Il est des pays ou les crises les plus profondes, ces moments ou tout semble perdu, révèlent des talents hors du commun.
C’est certainement le cas de la France en juin 1940. Alors que le pays a subi la pire défaite de son histoire, des femmes et des hommes prennent tous les risques pour renverser la situation. Parmi ces personnes, de nombreux aviateurs. Certains se révèleront ensuite des raconteurs exceptionnels. Pierre Clostermann est certainement un de ces destins et conteurs exceptionnels.
Né en février 1921 au brésil, il est le fils d’un diplomate français. Son baptême de l’air en 1935 sur l’hydravion Lieutenant de Vaisseau Paris en fait déjà un personnage hors du commun. Au Brésil, il peut aussi rencontrer des pilotes de l’Aéropostale comme Jean Mermoz et Henri Guillaumet. Très tôt, il collabore au journal brésilien Correio da Manho. Il passe son brevet de pilote privé au Brésil en 1937 sur Bucker avec un instructeur d’origine allemande.
En 1938, il part à San Diego aux Etats-Unis, suivre les cours de la Ryan School of Aeronautics. Il en sortira en 1940 ingénieur en aéronautique et détenteur d’une license de pilote professionnel. Il arrive au Royaume Uni en 1942 après un périple par l’Uruguay le Brésil et l’Afrique du Sud. Lors de sa formation au Royal Air Force College de Cranwell il sera jugé Above average.
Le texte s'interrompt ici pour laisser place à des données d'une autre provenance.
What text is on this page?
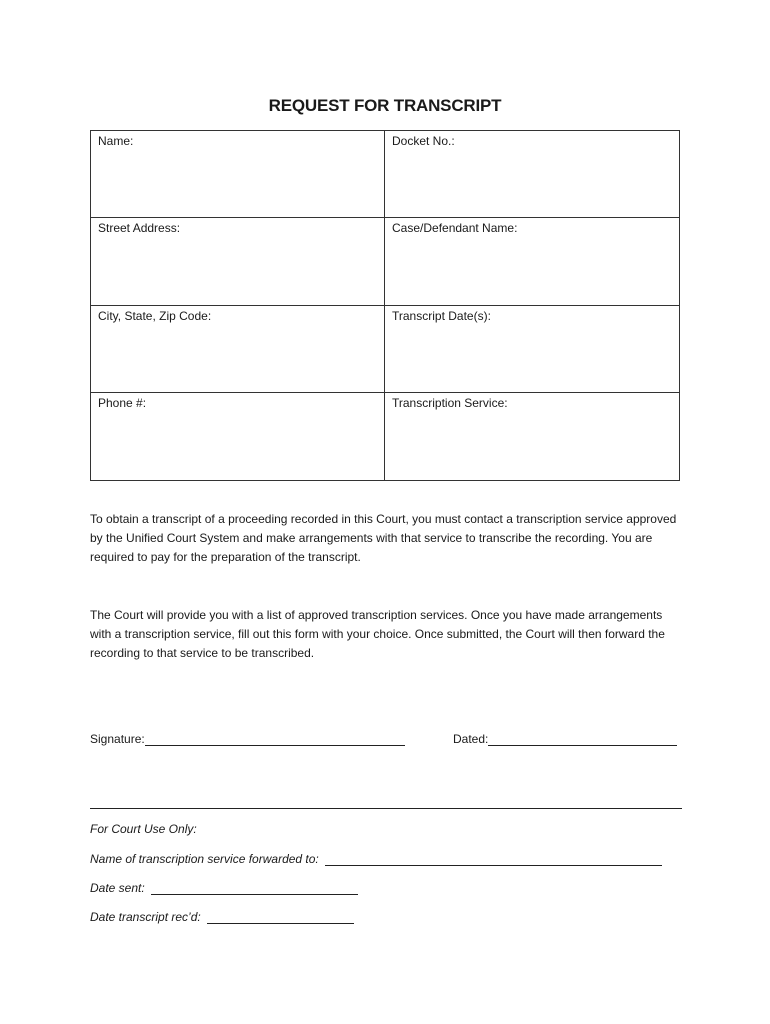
REQUEST FOR TRANSCRIPT
Name:	Docket No.:
Street Address:	Case/Defendant Name:
City, State, Zip Code:	Transcript Date(s):
Phone #:	Transcription Service:
To obtain a transcript of a proceeding recorded in this Court, you must contact a transcription service approved by the Unified Court System and make arrangements with that service to transcribe the recording. You are required to pay for the preparation of the transcript.
The Court will provide you with a list of approved transcription services. Once you have made arrangements with a transcription service, fill out this form with your choice. Once submitted, the Court will then forward the recording to that service to be transcribed.
Signature:	Dated:
For Court Use Only:
Name of transcription service forwarded to:
Date sent:
Date transcript rec’d:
Début 1943, il rejoint le 341 squadron connu sous le nom de groupe de chasse « Alsace ». Grace aux as britanniques le Wing Commander Malan et le Squadron Leader Al Deere, il passe au 602 Squadron. En mai juin 1944, il participe à des réunions d’état-major pour préparer le débarquement et est interdit d’opération sur le continent pour éviter que des informations concernant Overlord tombent aux mains des Allemands. Il m’opérera au-dessus de la Normandie que fin d’après midi le 6 juin. Fin juillet, il est décoré de la DFC pour 300 missions et 11 victoires à la fin de son tour d’opération.
Après un séjour en état-major, il réussit à se faire affecter au 122 Wing malgré la décision du General De Gaule de lui faire interdire les vols de guerre. Il termine le conflit comme lieutenant de l'Armée de l'air française et est démobilisé le 27 aout 1945 avec 33 victoires. Fin juin 1945, il a été le premier pilote français à avoir piloté un avion à réaction. La citation attribuée au Général de Gaule « le premier chasseur de France » concerne Pierre Clostermann. Il poursuivra par une carrière de député et d’industriel. Il est élu député d’Alsace dès 1946 à 25 ans. Il sera membre de l’Assemblée nationale jusqu’en 1969. En 1956, il participe aux opérations en Algérie sur Broussard et sur P-47.
En 1962 il rejoint et dirigera la société des Avions Max Holste qui devenue Reims Aviation produira 5 000 avions de tourisme.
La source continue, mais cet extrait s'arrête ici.